4. Nevertheless, the panel reverses summary judgment on the ory that the employee could still prove “use” of or reference to the adverse test results by Sun Trust, even if it did not cause his termination. This conclusion clearly caused the panel some heartburn:
“How a plaintiff proves a § 2002(2) claim for ‘use, accept, [or] refer to’ as to the results of a polygraph examination, when there is no cognizable claim for an employment action under § 2002(3), may present a formidable burden. This is particularly so as to damages, but it is plain that Congress saw fit to create separate causes of action in §§ 2002(2) and 2002(3), and it was within the authority of Congress to do so. As we have often noted, our judicial task is only to determine the meaning of the statute as passed by Congress, not to question the wisdom of the provision enacted.”
Lawver v.

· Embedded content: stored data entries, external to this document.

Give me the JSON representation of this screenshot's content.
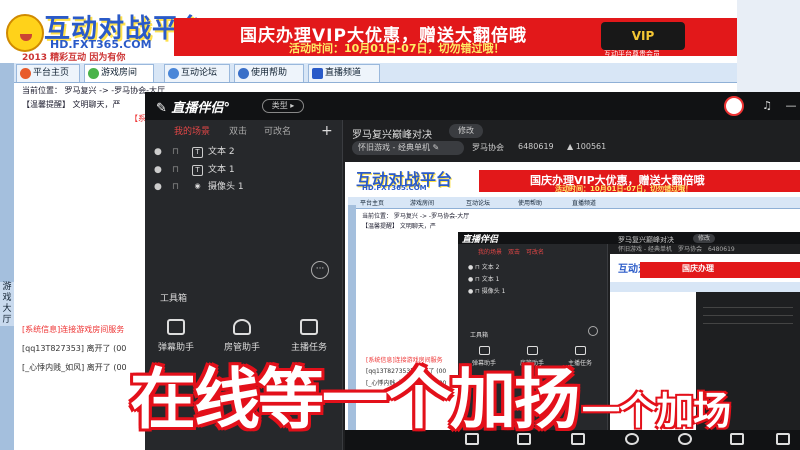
{
  "site": {
    "logo_title": "互动对战平台",
    "logo_url": "HD.FXT365.COM",
    "logo_slogan": "2013 精彩互动 因为有你",
    "banner_title": "国庆办理VIP大优惠，赠送大翻倍哦",
    "banner_sub": "活动时间：10月01日-07日，切勿错过哦！",
    "vip_badge": "VIP",
    "vip_caption": "互动平台尊贵会员",
    "nav_tabs": [
      "平台主页",
      "游戏房间",
      "互动论坛",
      "使用帮助",
      "直播频道"
    ],
    "breadcrumb": "当前位置： 罗马复兴 -> -罗马协会-大厅",
    "notice": "【温馨提醒】 文明聊天，严",
    "system_red": "【系统",
    "game_room_label": "游戏大厅",
    "chat": [
      {
        "text": "[系统信息]连接游戏房间服务",
        "color": "#e33"
      },
      {
        "text": "[qq13T827353]  离开了 (00",
        "color": "#333"
      },
      {
        "text": "[_心悸内贱_如风]  离开了 (00",
        "color": "#333"
      }
    ]
  },
  "app": {
    "logo": "直播伴侣",
    "type_button": "类型",
    "scene_tabs": [
      "我的场景",
      "双击",
      "可改名"
    ],
    "add": "+",
    "sources": [
      {
        "label": "文本 2",
        "type": "T"
      },
      {
        "label": "文本 1",
        "type": "T"
      },
      {
        "label": "摄像头 1",
        "type": "◉"
      }
    ],
    "toolbox": "工具箱",
    "toolbox_more": "···",
    "tools": [
      "弹幕助手",
      "房管助手",
      "主播任务"
    ],
    "stream_title": "罗马复兴巅峰对决",
    "edit": "修改",
    "category": "怀旧游戏 - 经典单机 ✎",
    "room_name": "罗马协会",
    "room_id": "6480619",
    "fans": "▲ 100561"
  },
  "nested": {
    "logo": "互动对战平台",
    "url": "HD.FXT365.COM",
    "banner_title": "国庆办理VIP大优惠，赠送大翻倍哦",
    "banner_sub": "活动时间：10月01日-07日，切勿错过哦！",
    "nav": [
      "平台主页",
      "游戏房间",
      "互动论坛",
      "使用帮助",
      "直播频道"
    ],
    "breadcrumb": "当前位置： 罗马复兴 -> -罗马协会-大厅",
    "notice": "【温馨提醒】 文明聊天，严",
    "system_red": "[系统信息]连接游戏房间服务",
    "chat": "[qq13T827353]  离开了 (00\n[_心悸内贱_如风]  离开了 (00",
    "app_logo": "直播伴侣",
    "app_tabs": "我的场景　双击　可改名",
    "app_rows": [
      "文本 2",
      "文本 1",
      "摄像头 1"
    ],
    "app_toolbox": "工具箱",
    "app_tools": [
      "弹幕助手",
      "房管助手",
      "主播任务"
    ],
    "app_stream_title": "罗马复兴巅峰对决",
    "app_edit": "修改",
    "app_sub": "怀旧游戏 - 经典单机　罗马协会　6480619",
    "n3_logo": "互动对战",
    "n3_banner": "国庆办理"
  },
  "subtitle": {
    "main": "在线等一个加扬",
    "trail": "一个加场"
  }
}
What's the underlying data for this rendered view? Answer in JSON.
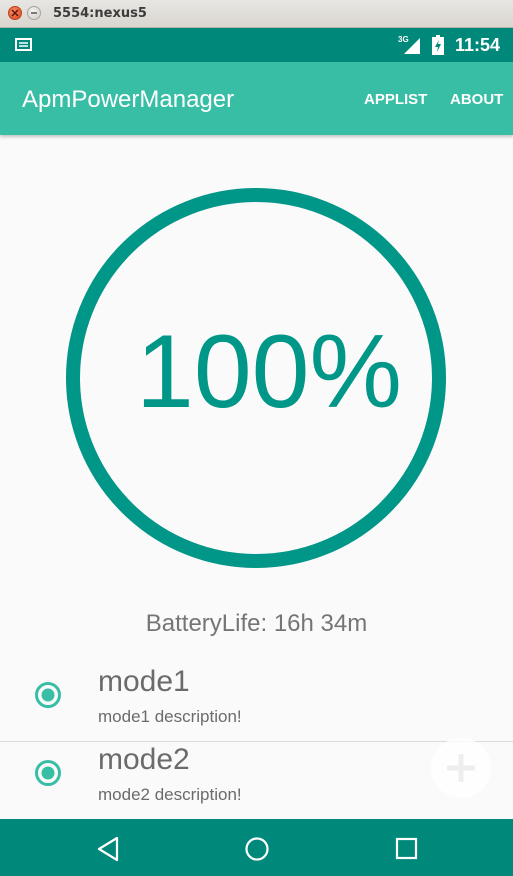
{
  "window": {
    "title": "5554:nexus5"
  },
  "status_bar": {
    "network": "3G",
    "time": "11:54",
    "icons": [
      "message-icon",
      "signal-icon",
      "battery-charging-icon"
    ]
  },
  "app_bar": {
    "title": "ApmPowerManager",
    "actions": [
      "APPLIST",
      "ABOUT"
    ]
  },
  "gauge": {
    "percent_text": "100%",
    "progress": 1.0,
    "color": "#009688"
  },
  "battery_life": "BatteryLife: 16h 34m",
  "modes": [
    {
      "name": "mode1",
      "description": "mode1 description!",
      "selected": true
    },
    {
      "name": "mode2",
      "description": "mode2 description!",
      "selected": true
    }
  ],
  "fab": {
    "icon": "plus-icon"
  },
  "nav_bar": {
    "icons": [
      "back-icon",
      "home-icon",
      "recent-apps-icon"
    ]
  },
  "colors": {
    "status_bar": "#00897b",
    "app_bar": "#39bea6",
    "accent": "#009688",
    "radio": "#39bea6"
  }
}
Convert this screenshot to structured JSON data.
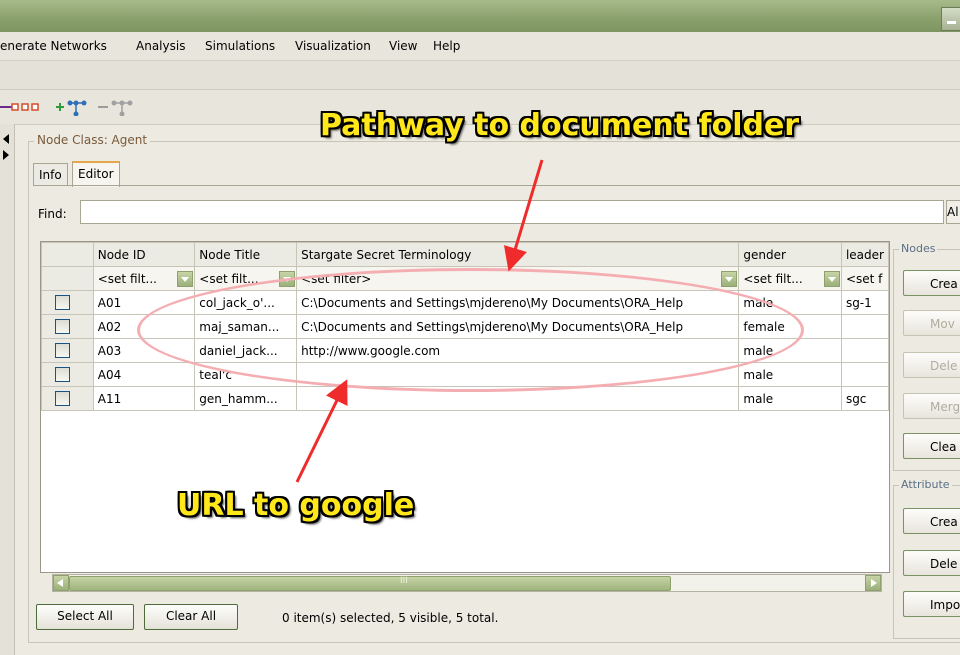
{
  "menu": [
    "enerate Networks",
    "Analysis",
    "Simulations",
    "Visualization",
    "View",
    "Help"
  ],
  "panel_title": "Node Class: Agent",
  "tabs": [
    {
      "label": "Info"
    },
    {
      "label": "Editor"
    }
  ],
  "find": {
    "label": "Find:",
    "value": "",
    "right_clip": "Al"
  },
  "table": {
    "columns": [
      "Node ID",
      "Node Title",
      "Stargate Secret Terminology",
      "gender",
      "leader"
    ],
    "filters": [
      "<set filt...",
      "<set filt...",
      "<set filter>",
      "<set filt...",
      "<set f"
    ],
    "rows": [
      {
        "id": "A01",
        "title": "col_jack_o'...",
        "terminology": "C:\\Documents and Settings\\mjdereno\\My Documents\\ORA_Help",
        "gender": "male",
        "leader": "sg-1"
      },
      {
        "id": "A02",
        "title": "maj_saman...",
        "terminology": "C:\\Documents and Settings\\mjdereno\\My Documents\\ORA_Help",
        "gender": "female",
        "leader": ""
      },
      {
        "id": "A03",
        "title": "daniel_jack...",
        "terminology": "http://www.google.com",
        "gender": "male",
        "leader": ""
      },
      {
        "id": "A04",
        "title": "teal'c",
        "terminology": "",
        "gender": "male",
        "leader": ""
      },
      {
        "id": "A11",
        "title": "gen_hamm...",
        "terminology": "",
        "gender": "male",
        "leader": "sgc"
      }
    ]
  },
  "scroll_grip": "III",
  "footer": {
    "select_all": "Select All",
    "clear_all": "Clear All",
    "status": "0 item(s) selected, 5 visible, 5 total."
  },
  "nodes_group": {
    "title": "Nodes",
    "buttons": [
      "Crea",
      "Mov",
      "Dele",
      "Merg",
      "Clea"
    ]
  },
  "attributes_group": {
    "title": "Attribute",
    "buttons": [
      "Crea",
      "Dele",
      "Impo"
    ]
  },
  "annotations": {
    "top": "Pathway to document folder",
    "bottom": "URL to google"
  },
  "colors": {
    "annotation_text": "#ffe71a",
    "arrow": "#ef2b2b",
    "ellipse": "#f4aeb2",
    "titlebar": "#8aa06c"
  }
}
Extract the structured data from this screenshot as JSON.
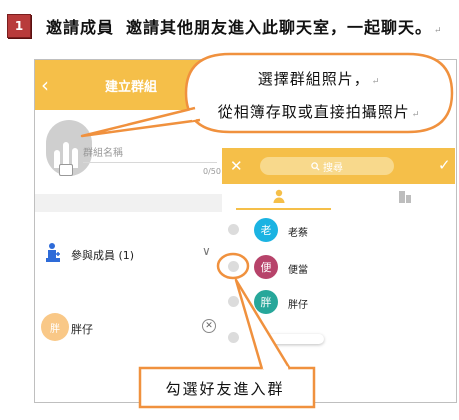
{
  "header": {
    "step_number": "1",
    "title": "邀請成員",
    "description": "邀請其他朋友進入此聊天室，一起聊天。",
    "para_mark": "↵"
  },
  "create_group_screen": {
    "back_icon": "‹",
    "title": "建立群組",
    "name_placeholder": "群組名稱",
    "name_counter": "0/50",
    "members_label": "參與成員 (1)",
    "members_chevron": "∨",
    "selected_member": {
      "avatar_text": "胖",
      "name": "胖仔",
      "remove_icon": "✕"
    }
  },
  "friend_picker_screen": {
    "close_icon": "✕",
    "search_placeholder": "搜尋",
    "confirm_icon": "✓",
    "tabs": [
      "person-icon",
      "building-icon"
    ],
    "friends": [
      {
        "avatar_text": "老",
        "name": "老蔡",
        "avatar_color": "#1bb3e2"
      },
      {
        "avatar_text": "便",
        "name": "便當",
        "avatar_color": "#b7436a"
      },
      {
        "avatar_text": "胖",
        "name": "胖仔",
        "avatar_color": "#27a79a"
      }
    ]
  },
  "callouts": {
    "photo_line1": "選擇群組照片，",
    "photo_line2": "從相簿存取或直接拍攝照片",
    "photo_mark1": "↵",
    "photo_mark2": "↵",
    "select_friend": "勾選好友進入群"
  },
  "colors": {
    "accent": "#f5bf49",
    "callout_border": "#f0913e"
  }
}
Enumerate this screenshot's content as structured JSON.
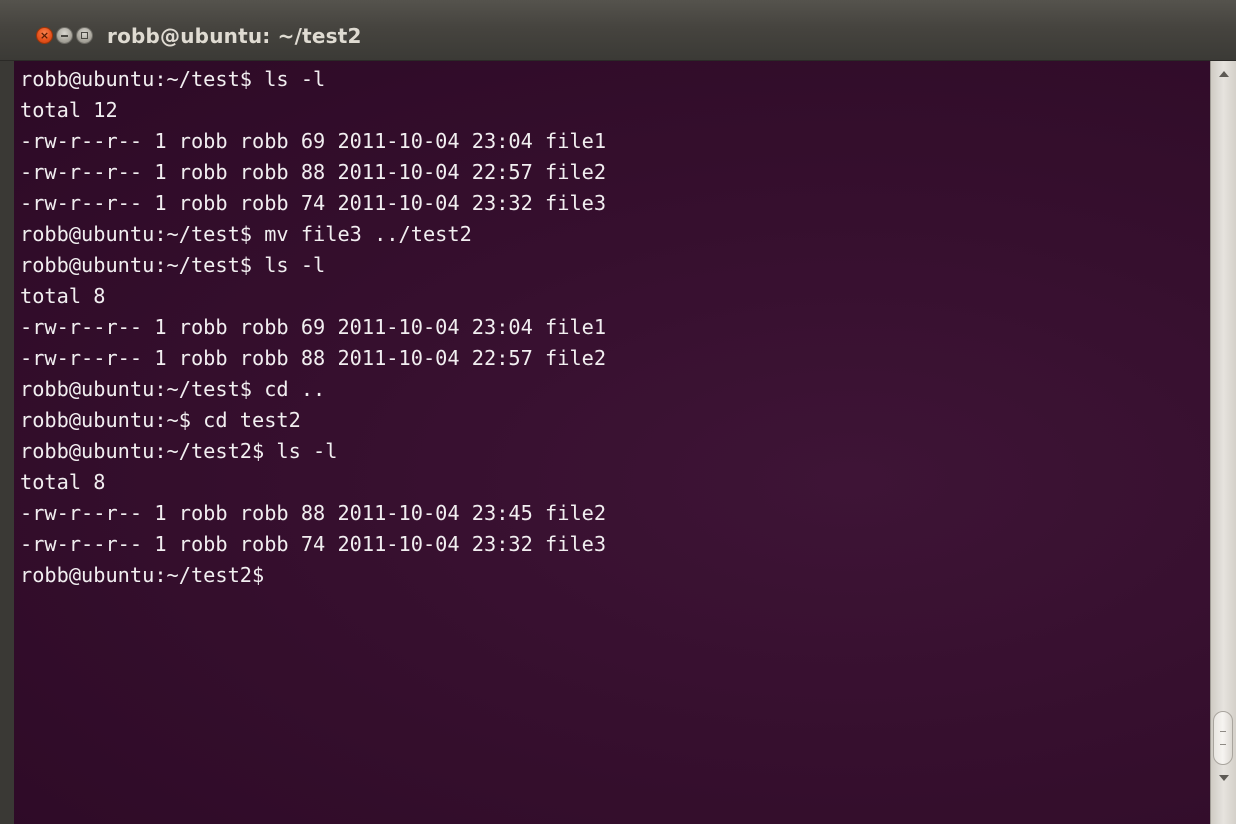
{
  "window": {
    "title": "robb@ubuntu: ~/test2",
    "close_glyph": "×",
    "buttons": [
      "close-icon",
      "minimize-icon",
      "maximize-icon"
    ]
  },
  "colors": {
    "terminal_background": "#360f2e",
    "terminal_text": "#f1eef0",
    "close_button": "#e8531d"
  },
  "terminal": {
    "lines": [
      "robb@ubuntu:~/test$ ls -l",
      "total 12",
      "-rw-r--r-- 1 robb robb 69 2011-10-04 23:04 file1",
      "-rw-r--r-- 1 robb robb 88 2011-10-04 22:57 file2",
      "-rw-r--r-- 1 robb robb 74 2011-10-04 23:32 file3",
      "robb@ubuntu:~/test$ mv file3 ../test2",
      "robb@ubuntu:~/test$ ls -l",
      "total 8",
      "-rw-r--r-- 1 robb robb 69 2011-10-04 23:04 file1",
      "-rw-r--r-- 1 robb robb 88 2011-10-04 22:57 file2",
      "robb@ubuntu:~/test$ cd ..",
      "robb@ubuntu:~$ cd test2",
      "robb@ubuntu:~/test2$ ls -l",
      "total 8",
      "-rw-r--r-- 1 robb robb 88 2011-10-04 23:45 file2",
      "-rw-r--r-- 1 robb robb 74 2011-10-04 23:32 file3",
      "robb@ubuntu:~/test2$"
    ]
  },
  "scrollbar": {
    "position": "bottom"
  }
}
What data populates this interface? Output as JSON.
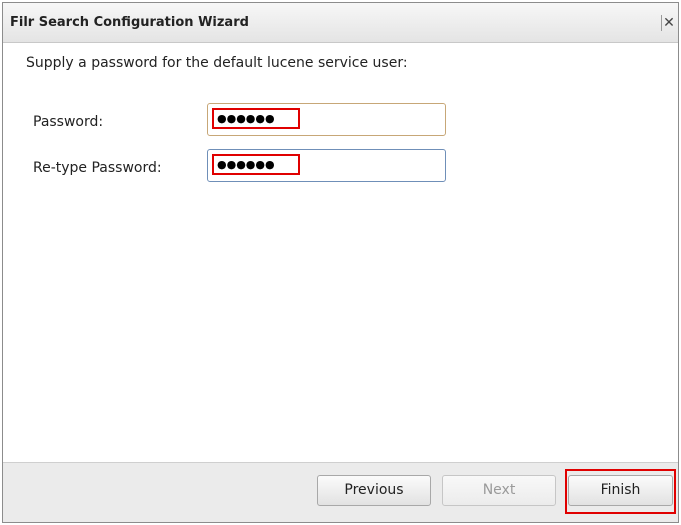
{
  "dialog": {
    "title": "Filr Search Configuration Wizard",
    "close_glyph": "✕"
  },
  "content": {
    "instruction": "Supply a password for the default lucene service user:",
    "password_label": "Password:",
    "password_value": "●●●●●●",
    "retype_label": "Re-type Password:",
    "retype_value": "●●●●●●"
  },
  "footer": {
    "previous_label": "Previous",
    "next_label": "Next",
    "finish_label": "Finish"
  },
  "colors": {
    "highlight": "#e00000"
  }
}
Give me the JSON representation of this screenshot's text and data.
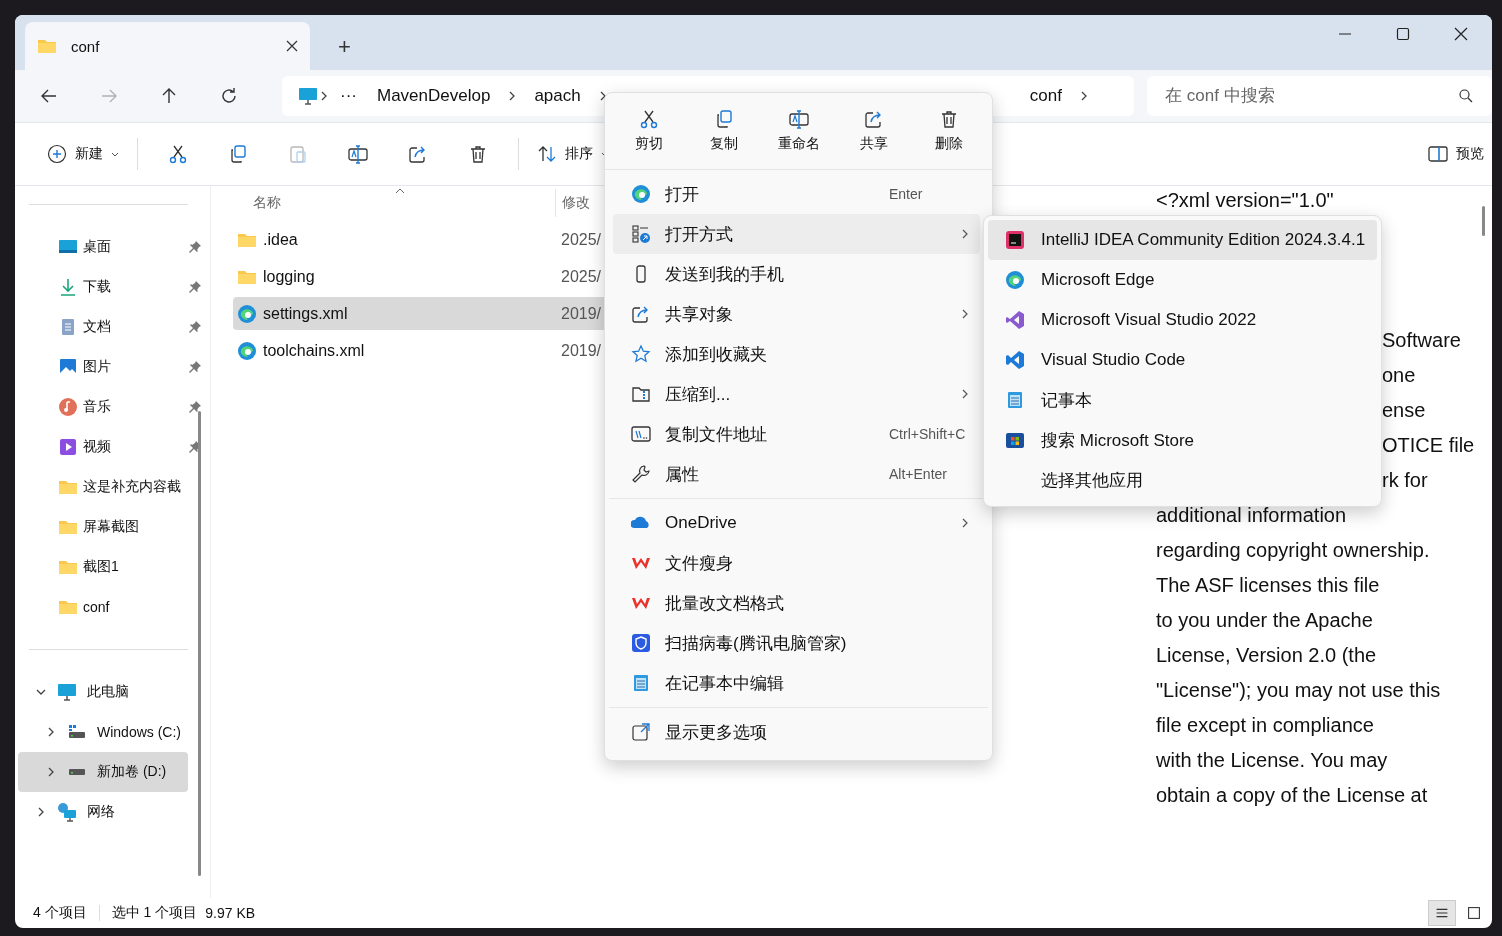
{
  "window": {
    "tab_title": "conf",
    "new_tab": "+"
  },
  "nav": [
    {
      "kind": "back",
      "disabled": false
    },
    {
      "kind": "forward",
      "disabled": true
    },
    {
      "kind": "up",
      "disabled": false
    },
    {
      "kind": "refresh",
      "disabled": false
    }
  ],
  "breadcrumb": {
    "overflow": "···",
    "items": [
      "MavenDevelop",
      "apach",
      "conf"
    ]
  },
  "search": {
    "placeholder": "在 conf 中搜索"
  },
  "toolbar": [
    {
      "kind": "new",
      "label": "新建",
      "disabled": false
    },
    {
      "kind": "cut",
      "disabled": false
    },
    {
      "kind": "copy",
      "disabled": false
    },
    {
      "kind": "paste",
      "disabled": true
    },
    {
      "kind": "rename",
      "disabled": false
    },
    {
      "kind": "share",
      "disabled": false
    },
    {
      "kind": "delete",
      "disabled": false
    },
    {
      "kind": "sort",
      "label": "排序",
      "disabled": false
    }
  ],
  "preview_toggle": "预览",
  "sidebar": {
    "quick_access": [
      {
        "label": "桌面",
        "kind": "desktop",
        "pinned": true
      },
      {
        "label": "下载",
        "kind": "download",
        "pinned": true
      },
      {
        "label": "文档",
        "kind": "docs",
        "pinned": true
      },
      {
        "label": "图片",
        "kind": "pictures",
        "pinned": true
      },
      {
        "label": "音乐",
        "kind": "music",
        "pinned": true
      },
      {
        "label": "视频",
        "kind": "video",
        "pinned": true
      },
      {
        "label": "这是补充内容截",
        "kind": "folder",
        "pinned": false
      },
      {
        "label": "屏幕截图",
        "kind": "folder",
        "pinned": false
      },
      {
        "label": "截图1",
        "kind": "folder",
        "pinned": false
      },
      {
        "label": "conf",
        "kind": "folder",
        "pinned": false
      }
    ],
    "tree": [
      {
        "label": "此电脑",
        "kind": "pc",
        "expanded": true,
        "selected": false,
        "children": [
          {
            "label": "Windows (C:)",
            "kind": "drive-win",
            "expanded": false,
            "selected": false
          },
          {
            "label": "新加卷 (D:)",
            "kind": "drive",
            "expanded": false,
            "selected": true
          }
        ]
      },
      {
        "label": "网络",
        "kind": "network",
        "expanded": false,
        "selected": false
      }
    ]
  },
  "columns": [
    "名称",
    "修改"
  ],
  "files": [
    {
      "name": ".idea",
      "kind": "folder",
      "modified": "2025/",
      "selected": false
    },
    {
      "name": "logging",
      "kind": "folder",
      "modified": "2025/",
      "selected": false
    },
    {
      "name": "settings.xml",
      "kind": "edge",
      "modified": "2019/",
      "selected": true
    },
    {
      "name": "toolchains.xml",
      "kind": "edge",
      "modified": "2019/",
      "selected": false
    }
  ],
  "preview": {
    "first_line": "<?xml version=\"1.0\"",
    "cut_lines": [
      "Software",
      "one",
      "ense",
      "OTICE file",
      "rk for"
    ],
    "lines": [
      "additional information",
      "regarding copyright ownership.",
      "The ASF licenses this file",
      "to you under the Apache",
      "License, Version 2.0 (the",
      "\"License\"); you may not use this",
      "file except in compliance",
      "with the License.  You may",
      "obtain a copy of the License at"
    ]
  },
  "status_bar": {
    "count": "4 个项目",
    "selection": "选中 1 个项目",
    "size": "9.97 KB",
    "views": [
      {
        "kind": "details",
        "selected": true
      },
      {
        "kind": "tiles",
        "selected": false
      }
    ]
  },
  "context_menu": {
    "actions": [
      {
        "kind": "cut",
        "label": "剪切"
      },
      {
        "kind": "copy",
        "label": "复制"
      },
      {
        "kind": "rename",
        "label": "重命名"
      },
      {
        "kind": "share",
        "label": "共享"
      },
      {
        "kind": "delete",
        "label": "删除"
      }
    ],
    "groups": [
      [
        {
          "kind": "edge",
          "label": "打开",
          "shortcut": "Enter",
          "submenu": false,
          "selected": false
        },
        {
          "kind": "open-with",
          "label": "打开方式",
          "submenu": true,
          "selected": true
        },
        {
          "kind": "phone",
          "label": "发送到我的手机",
          "submenu": false,
          "selected": false
        },
        {
          "kind": "share",
          "label": "共享对象",
          "submenu": true,
          "selected": false
        },
        {
          "kind": "star",
          "label": "添加到收藏夹",
          "submenu": false,
          "selected": false
        },
        {
          "kind": "zip",
          "label": "压缩到...",
          "submenu": true,
          "selected": false
        },
        {
          "kind": "path",
          "label": "复制文件地址",
          "shortcut": "Ctrl+Shift+C",
          "submenu": false,
          "selected": false
        },
        {
          "kind": "wrench",
          "label": "属性",
          "shortcut": "Alt+Enter",
          "submenu": false,
          "selected": false
        }
      ],
      [
        {
          "kind": "onedrive",
          "label": "OneDrive",
          "submenu": true,
          "selected": false
        },
        {
          "kind": "wps",
          "label": "文件瘦身",
          "submenu": false,
          "selected": false
        },
        {
          "kind": "wps",
          "label": "批量改文档格式",
          "submenu": false,
          "selected": false
        },
        {
          "kind": "shield",
          "label": "扫描病毒(腾讯电脑管家)",
          "submenu": false,
          "selected": false
        },
        {
          "kind": "notepad",
          "label": "在记事本中编辑",
          "submenu": false,
          "selected": false
        }
      ],
      [
        {
          "kind": "more",
          "label": "显示更多选项",
          "submenu": false,
          "selected": false
        }
      ]
    ]
  },
  "open_with_menu": [
    {
      "kind": "intellij",
      "label": "IntelliJ IDEA Community Edition 2024.3.4.1",
      "selected": true
    },
    {
      "kind": "edge",
      "label": "Microsoft Edge",
      "selected": false
    },
    {
      "kind": "vs",
      "label": "Microsoft Visual Studio 2022",
      "selected": false
    },
    {
      "kind": "vscode",
      "label": "Visual Studio Code",
      "selected": false
    },
    {
      "kind": "notepad",
      "label": "记事本",
      "selected": false
    },
    {
      "kind": "store",
      "label": "搜索 Microsoft Store",
      "selected": false
    },
    {
      "kind": "none",
      "label": "选择其他应用",
      "selected": false
    }
  ]
}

Hillcrest Hospice, Inc., No. 08-11626 (11th Cir. Nov. 24, 2008): In a companion to a case decided last week by the Fifth Circuit, Stover v. Hattiesburg Public Schools, No. 07-60419 (5th Cir. Oct. 18, 2008) (and my post from last week), the Eleventh Circuit also affirms summary judgment in a Title VII, EPA, and ADEA case, and grapples with a defendant fee award.
As in Stover, the final issue was whether the district court erred in awarding attorneys fees to the defendant under Christianberg Garment Company v. EEOC, 434 U.S. 412 (1978), Also as in Stover, the panel tossed the fees on the following rationale:
“We agree with the magistrate and district court on the merits of Lawyer’s claims. However, although Lawyer’s claims were weak, they were not ‘frivolous, unreasonable, or without foundation.’ Lawver reasonably speculated that she was terminated on the basis of her gender and age. Her male coworker was not terminated. The Associate Medical Directors hired to cover her patients were younger than her. Her witness’s affidavit stated that Hillcrest was profitable during the relevant times, such that Hillcrest need not have reduced its workforce. Two other Hillcrest employees stated that they observed gender discrimination at Hillcrest. Although this evidence was not all ultimately admissible and did not amount to a prima facie case, Lawyer’s speculation that she was terminated on the basis of discrimination was reasonable.” [Citations omitted.]
I think that any circuit that treats a clearly erroneous award of defense fees as beneath notice (occasioning only an unpublished opinion) turns its back on a bigger problem. Some district court judges — notoriously, in the Southern District of Florida — have taken to awarding such fees more routinely than in the past, possibly to deter the filing of civil rights litigation altogether. This practice must be quelled, but the Eleventh Circuit seems to be taking a too-gentle approach, considering that such decisions nullify the standing law under Christianberg Garment . I would urge publication of this decision, for a start.